Mill responds to his objectors
"The end may justify the means, as long as there is something that justifies the end." (Leon Trotsky)
Mill spends a significant amount of time in Utilitarianism answering various objections he felt could be raised against his version of the principle of utility. One of the biggest objections
he felt needed to be countered, was that the principle of utility is based on an ideal which is unattainable; that people cannot be happy all the time. Mill's response to this is to suggest that if when we speak of ‘happy all the time’, if we have in mind a life of complete and total unending happiness then of course this is unobtainable. No one can be that happy all the time, and nor should they be. However we can aspire to live a life which is generally happier than not, and as such this should be our goal:
"It is only those in whom the need for excitement is a disease, that feels the tranquility that follows the excitement dull and insipid, instead of pleasurable in direct proportion to the excitement that preceded it." (John Stuart Mill)
Mill also felt that some people might wonder why they should be concerned about other people's happiness, especially if this involves some loss of pleasure on their own part.
"I do not care about the greatest good for the greatest number… Most people are poop-heads; I do not care about them at all." (James Alan Gardner)
Mill's response is to show that in order for someone to 'happy', there must be some trade-off with others. We cannot think it feasible to live a purely selfish existence and expect to have to give nothing back to others, for we will soon become very unhappy at how other people begin to treat us if we do this. He also felt we could also find happiness in helping people.
Probably the biggest objections Mill counters is the charge that there is often no time to calculate and weigh-up the different effects our actions might have. Sometimes we are called to make decisions 'in the heat of the moment', and as such we do not have the luxury of deliberating the various outcomes of our actions before doing something. Mill's first response is that this objection is absurd, for we do not have to know every possible outcome of doing something before doing anything. Also it is not the case that we have no clue as to what might generally occur as a result of doing something. To say we do not know how our actions will affect everyone is one thing, but to say we do not know how our actions will affect anyone is simply not true:
"Mankind must by this time have acquired positive beliefs as to the effects of some actions on their happiness." (John Stuart Mill)

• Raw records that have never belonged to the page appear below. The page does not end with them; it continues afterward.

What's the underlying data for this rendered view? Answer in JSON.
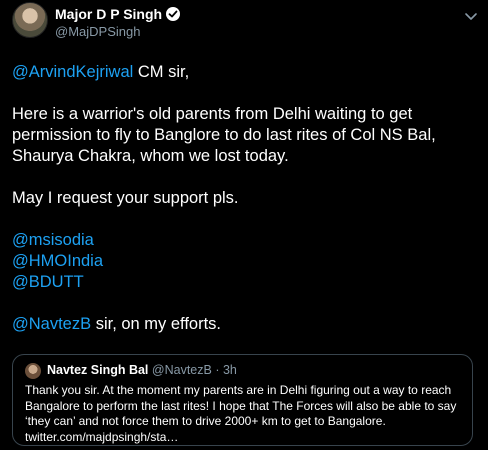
{
  "author": {
    "display_name": "Major D P Singh",
    "handle": "@MajDPSingh",
    "verified": true
  },
  "tweet": {
    "line1_mention": "@ArvindKejriwal",
    "line1_rest": " CM sir,",
    "paragraph2": "Here is a warrior's old parents from Delhi waiting to get permission to fly to Banglore to do last rites of Col NS Bal, Shaurya Chakra, whom we lost today.",
    "paragraph3": "May I request your support pls.",
    "mentions": [
      "@msisodia",
      "@HMOIndia",
      "@BDUTT"
    ],
    "last_mention": "@NavtezB",
    "last_rest": " sir, on my efforts."
  },
  "quoted_tweet": {
    "display_name": "Navtez Singh Bal",
    "handle": "@NavtezB",
    "separator": "·",
    "time": "3h",
    "text": "Thank you sir. At the moment my parents are in Delhi figuring out a way to reach Bangalore to perform the last rites! I hope that The Forces will also be able to say ‘they can’ and not force them to drive 2000+ km to get to Bangalore. twitter.com/majdpsingh/sta…"
  },
  "colors": {
    "background": "#000000",
    "link": "#1da1f2",
    "secondary_text": "#8899a6",
    "border": "#38444d"
  },
  "icons": [
    "verified-badge-icon",
    "chevron-down-icon"
  ]
}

Mill believes the principle of utility is as close as we will get to an objective moral truth. Although he accepts that being governed by the feelings of pleasure/pain is rather subjective, he challenges us to show how it is not a principle which governs all human behaviour. People do all kinds of things because they believe it will make them happy, even if they do them out of a sense of duty. Our basic instinct is to avoid pain, and in doing so we naturally seek pleasure.